É importante destacar que essa decisão não analisou o mérito das acusações contra Delúbio. Posteriormente, a Justiça Eleitoral extinguiu sua punibilidade em razão da prescrição, ou seja, pelo encerramento do prazo legal disponível ao Estado para aplicar uma punição.

Lava Jato recuperou bilhões para os cofres da Petrobras

Os colaboradores criticados por Delúbio tiveram participação importante na revelação dos esquemas investigados pela Operação Lava Jato. As investigações e acordos também permitiram recuperar parte dos recursos relacionados aos ilícitos descobertos durante a operação.

Segundo o relatório de sustentabilidade da Petrobras referente a 2025, a estatal recuperou aproximadamente R$ 8 bilhões por meio de acordos de colaboração, acordos de leniência e repatriações ligados aos fatos revelados pela Lava Jato.

Portanto, enquanto Delúbio ironiza aqueles que colaboraram com as investigações, os números mostram o impacto financeiro produzido pelos mecanismos usados para recuperar recursos.
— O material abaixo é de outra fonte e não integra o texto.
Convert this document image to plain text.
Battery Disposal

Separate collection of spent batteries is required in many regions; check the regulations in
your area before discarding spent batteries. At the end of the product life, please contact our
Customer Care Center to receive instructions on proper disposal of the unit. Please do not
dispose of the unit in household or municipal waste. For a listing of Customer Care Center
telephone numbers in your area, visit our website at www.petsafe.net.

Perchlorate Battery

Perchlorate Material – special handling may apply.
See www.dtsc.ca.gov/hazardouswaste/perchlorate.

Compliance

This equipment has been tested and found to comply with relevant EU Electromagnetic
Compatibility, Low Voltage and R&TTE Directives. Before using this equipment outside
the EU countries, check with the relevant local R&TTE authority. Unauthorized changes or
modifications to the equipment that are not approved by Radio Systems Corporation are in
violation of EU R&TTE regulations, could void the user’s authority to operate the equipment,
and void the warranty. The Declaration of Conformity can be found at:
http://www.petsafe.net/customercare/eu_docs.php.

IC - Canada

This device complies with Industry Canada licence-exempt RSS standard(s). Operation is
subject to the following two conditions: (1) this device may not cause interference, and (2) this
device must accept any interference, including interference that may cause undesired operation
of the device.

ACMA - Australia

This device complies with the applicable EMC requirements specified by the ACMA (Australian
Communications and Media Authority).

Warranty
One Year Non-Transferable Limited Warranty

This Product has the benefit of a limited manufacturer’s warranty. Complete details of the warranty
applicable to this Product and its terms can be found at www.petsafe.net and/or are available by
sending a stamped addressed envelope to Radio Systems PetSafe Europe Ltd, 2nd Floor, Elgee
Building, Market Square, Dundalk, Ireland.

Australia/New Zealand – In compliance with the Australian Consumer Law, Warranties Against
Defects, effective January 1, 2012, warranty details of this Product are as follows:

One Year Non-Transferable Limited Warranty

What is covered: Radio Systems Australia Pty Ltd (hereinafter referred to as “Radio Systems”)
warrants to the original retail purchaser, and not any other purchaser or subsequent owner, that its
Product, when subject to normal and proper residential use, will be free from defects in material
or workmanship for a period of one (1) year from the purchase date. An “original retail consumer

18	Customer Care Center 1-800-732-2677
Para boa parte da direita brasileira, a Lava Jato continua sendo um símbolo do enfrentamento aos grandes esquemas de corrupção política do país.

Delúbio volta a atacar Joaquim Barbosa

Em outro trecho da entrevista, Delúbio voltou suas críticas contra Joaquim Barbosa. O petista alegou que o ex-ministro deixou antecipadamente o Supremo por causa de supostos erros cometidos nas condenações do Mensalão.

Delúbio relacionou a saída de Barbosa à dimensão desses supostos erros. Entretanto, Joaquim Barbosa se aposentou antecipadamente em julho de 2014, quando tinha 59 anos, e apresentou “motivos pessoais” para deixar o tribunal.

A declaração de Delúbio, portanto, representa sua própria interpretação sobre a saída do antigo ministro. O motivo oficialmente apresentado por Barbosa foi diferente da versão defendida agora pelo petista.

Ex-tesoureiro quer revisão da condenação do Mensalão

Delúbio também revelou que pretende buscar uma revisão criminal de sua condenação no Mensalão. Segundo ele, a iniciativa deve ocorrer quando o ambiente no Supremo estiver mais tranquilo.

O ex-tesoureiro afirmou que vários ministros do STF teriam, segundo sua avaliação, entrado na “onda” existente naquele período. Além disso, sua movimentação acontece justamente enquanto tenta retornar ao cenário político institucional.

Delúbio voltou oficialmente ao PT em 2011. O partido havia expulsado o ex-tesoureiro em 2005, no auge da crise provocada pelo Mensalão.

Petista disputa vaga na Câmara dos Deputados em 2026

Agora, Delúbio Soares pretende voltar à política por meio das urnas. Em 2026, ele disputa pelo PT uma vaga de deputado federal por Goiás.

Consequentemente, as declarações contra os delatores da Operação Lava Jato ganham ainda mais peso diante de sua tentativa de retornar ao Congresso Nacional. O antigo tesoureiro de um partido marcado pelo Mensalão agora tenta transformar seu histórico e suas críticas às investigações em discurso político.

Por outro lado, os fatos registrados ao longo das últimas décadas permanecem: Delúbio recebeu condenação no Mensalão, cumpriu parte da pena, recebeu indulto e posteriormente enfrentou nova condenação ligada à Lava Jato.

A sentença da Lava Jato acabou anulada por questão de competência judicial, sem análise do mérito das acusações, e o caso terminou posteriormente com reconhecimento da prescrição na Justiça Eleitoral. Em conclusão, a tentativa de Delúbio de desqualificar delatores reacende uma discussão que permanece viva no Brasil: o legado da Operação Lava Jato, os bilhões recuperados e a responsabilização de figuras poderosas da política nacional.